Reklama
W poniedziałek około 20.00 policjanci ruchu drogowego patrolowali rejon Zbrosławic. W pewnym momencie zauważyli motorower, którego kierujący wyglądał, jak gdyby prowadził go pod wpływem alkoholu. Mając podejrzenia, że jest nietrzeźwy, mundurowi od razu włączyli sygnały świetlne i dźwiękowe, dając kierującemu wyraźny sygnał do zatrzymania się. Widząc, że policyjny patrol zamierza go skontrolować, mężczyzna przyspieszył i nie zamierzał się zatrzymać. Pościg przebiegał ulicami Zbrosławic do chwili, gdy kierujący skuterem wjechał w leśną ścieżkę.

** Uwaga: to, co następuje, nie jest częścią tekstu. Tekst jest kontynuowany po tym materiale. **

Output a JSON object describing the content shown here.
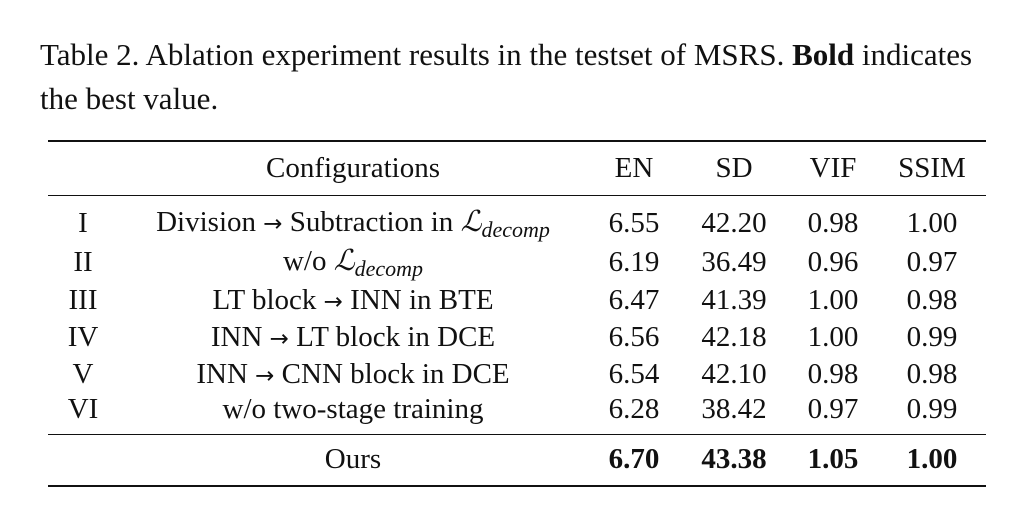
{
  "caption": {
    "text_before": "Table 2. Ablation experiment results in the testset of MSRS. ",
    "bold": "Bold",
    "text_after": " indicates the best value."
  },
  "table": {
    "headers": [
      "",
      "Configurations",
      "EN",
      "SD",
      "VIF",
      "SSIM"
    ],
    "rows": [
      {
        "id": "I",
        "config": {
          "pre": "Division ",
          "arrow": "→",
          "mid": " Subtraction in ",
          "math": "ℒ",
          "sub": "decomp",
          "post": ""
        },
        "values": [
          "6.55",
          "42.20",
          "0.98",
          "1.00"
        ]
      },
      {
        "id": "II",
        "config": {
          "pre": "w/o ",
          "arrow": "",
          "mid": "",
          "math": "ℒ",
          "sub": "decomp",
          "post": ""
        },
        "values": [
          "6.19",
          "36.49",
          "0.96",
          "0.97"
        ]
      },
      {
        "id": "III",
        "config": {
          "pre": "LT block ",
          "arrow": "→",
          "mid": " INN in BTE",
          "math": "",
          "sub": "",
          "post": ""
        },
        "values": [
          "6.47",
          "41.39",
          "1.00",
          "0.98"
        ]
      },
      {
        "id": "IV",
        "config": {
          "pre": "INN ",
          "arrow": "→",
          "mid": " LT block in DCE",
          "math": "",
          "sub": "",
          "post": ""
        },
        "values": [
          "6.56",
          "42.18",
          "1.00",
          "0.99"
        ]
      },
      {
        "id": "V",
        "config": {
          "pre": "INN ",
          "arrow": "→",
          "mid": " CNN block in DCE",
          "math": "",
          "sub": "",
          "post": ""
        },
        "values": [
          "6.54",
          "42.10",
          "0.98",
          "0.98"
        ]
      },
      {
        "id": "VI",
        "config": {
          "pre": "w/o two-stage training",
          "arrow": "",
          "mid": "",
          "math": "",
          "sub": "",
          "post": ""
        },
        "values": [
          "6.28",
          "38.42",
          "0.97",
          "0.99"
        ]
      }
    ],
    "ours": {
      "id": "",
      "config": "Ours",
      "values": [
        "6.70",
        "43.38",
        "1.05",
        "1.00"
      ]
    }
  }
}
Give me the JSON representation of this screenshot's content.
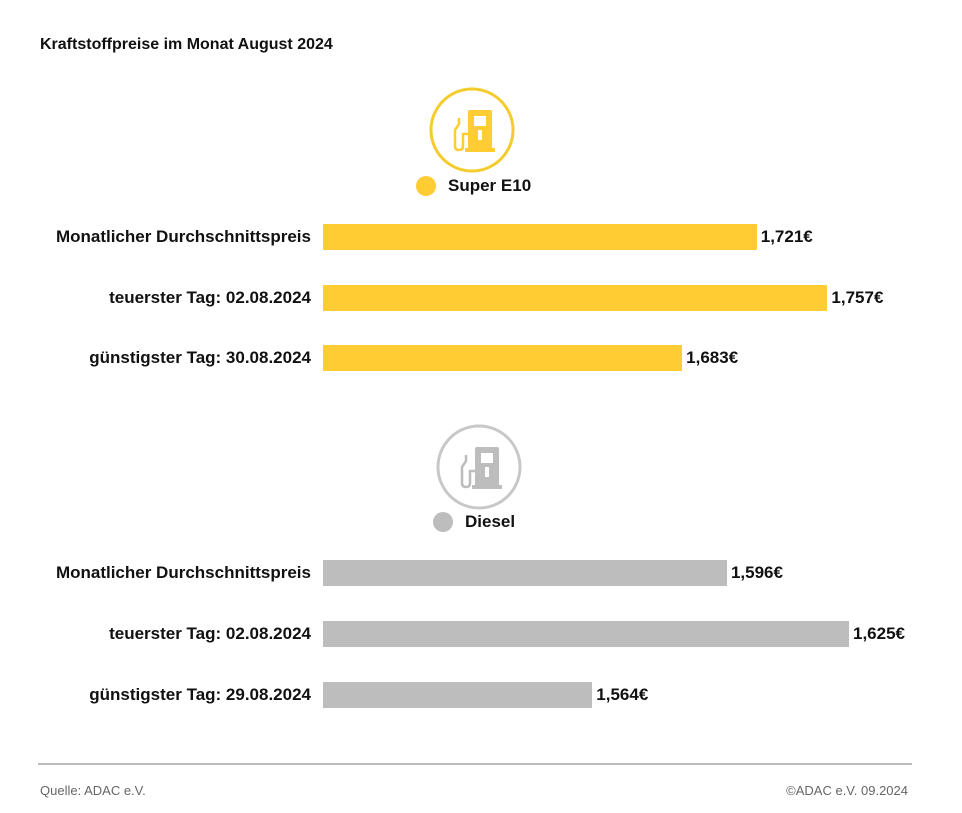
{
  "title": "Kraftstoffpreise im Monat August 2024",
  "footer": {
    "source": "Quelle: ADAC e.V.",
    "copyright": "©ADAC e.V. 09.2024"
  },
  "chart_data": [
    {
      "type": "bar",
      "orientation": "horizontal",
      "series_name": "Super E10",
      "color": "#FFCC33",
      "icon": "fuel-pump-icon",
      "categories": [
        "Monatlicher Durchschnittspreis",
        "teuerster Tag: 02.08.2024",
        "günstigster Tag: 30.08.2024"
      ],
      "values": [
        1.721,
        1.757,
        1.683
      ],
      "labels": [
        "1,721€",
        "1,757€",
        "1,683€"
      ],
      "xlim": [
        1.5,
        1.768
      ],
      "grid": false
    },
    {
      "type": "bar",
      "orientation": "horizontal",
      "series_name": "Diesel",
      "color": "#BDBDBD",
      "icon": "fuel-pump-icon",
      "categories": [
        "Monatlicher Durchschnittspreis",
        "teuerster Tag: 02.08.2024",
        "günstigster Tag: 29.08.2024"
      ],
      "values": [
        1.596,
        1.625,
        1.564
      ],
      "labels": [
        "1,596€",
        "1,625€",
        "1,564€"
      ],
      "xlim": [
        1.5,
        1.625
      ],
      "grid": false
    }
  ]
}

Zapewne liczył, że wjeżdżając w wąską, leśną drogę, uda mu się zgubić policyjny pościg, jednak dalsze wydarzenia, zapewne wprawiły go w osłupienie. Policjanci, nie mając technicznej możliwości kontynuowania pościgu radiowozem, ruszyli pieszo za odjeżdżającym skuterem.
Dosłownie kilka chwil wystarczyło sierżantowi Arturowi Musikowi, aby uciekinier znalazł się w jego rękach. Po obezwładnieniu go, gdy był już w radiowozie, wyczuli od niego alkohol. Badanie alkomatem tylko potwierdziło ich przypuszczenia.